Tatsächlich hält sich Regisseurin Daniela Löffner, die das Werk anlässlich des Mauerfalljubiläums auf die Bühne des Deutschen Theaters gebracht hat, eng an die inhaltlichen Eckpunkte der Vorlage. Wir erleben Franziska Linkerhands Reifung zur jungen Architektin, die nach Neustadt (das für Hoyerswerda steht) geht, um dort am sozialistischen Städtebau mitzuwirken. Sie will das Zusammenleben der Menschen neu und würdevoll gestalten. Ihr Chef allerdings will Werkstätigenunterkünfte bauen, „so schnell, so viele, so billig wie möglich.“

Kathleen Morgeneyer spielt Franziska Linkerhand mit melancholischem Trotz

Kathleen Morgeneyer in der Titelrolle ist eine hervorragende Besetzung, den Lebens- und Liebeshunger der Franziska Linkerhand spielt sie zurückgenommen, mit einem melancholischen Trotz, der unermüdlich glimmt. Umso stärker spürt man die Weite ihres Denkens, die so heftig kollidiert mit der Enge ihres Umfelds. Verstärkt wird das durch Videoprojektionen ihres Gesichts, ihrer Hände in Großaufnahme. Auf dem Boden ist inzwischen ein Wohnungsgrundriss zu erkennen, ein nach Effizienzkriterien entworfener Lebensraum für entindividualisierte Menschen.

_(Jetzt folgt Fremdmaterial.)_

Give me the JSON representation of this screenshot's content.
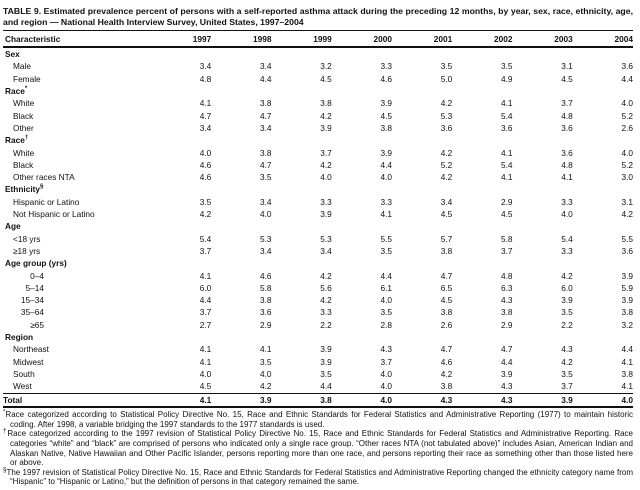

Für die Bühnengestaltung ist Wolfgang Menardi verantwortlich. Sie ist ebenso gelungen wie das ausgewogene Zusammenspiel der Figuren. Wir sehen in diesen vier Theaterstunden große Ideale und kleines Glück, auch Angepasstheit und Verzweiflung. Was dabei allerdings über weite Strecken zu kurz kommt, ist die spezielle Atmosphäre dieser Jahre, all die Beobachtungen und Alltagsdetails, die den Roman so reich machen. Das ist einerseits ein Manko dieses Abends, andererseits macht er gerade damit auch große Lust auf eine (Wieder-) Entdeckung des Originals.

Deutsches Theater, Schumannstr. 13a, Kartentel. 28 441 225. Nächste Termine: 07.11., 17.11., 25.11., je 19.00 Uhr.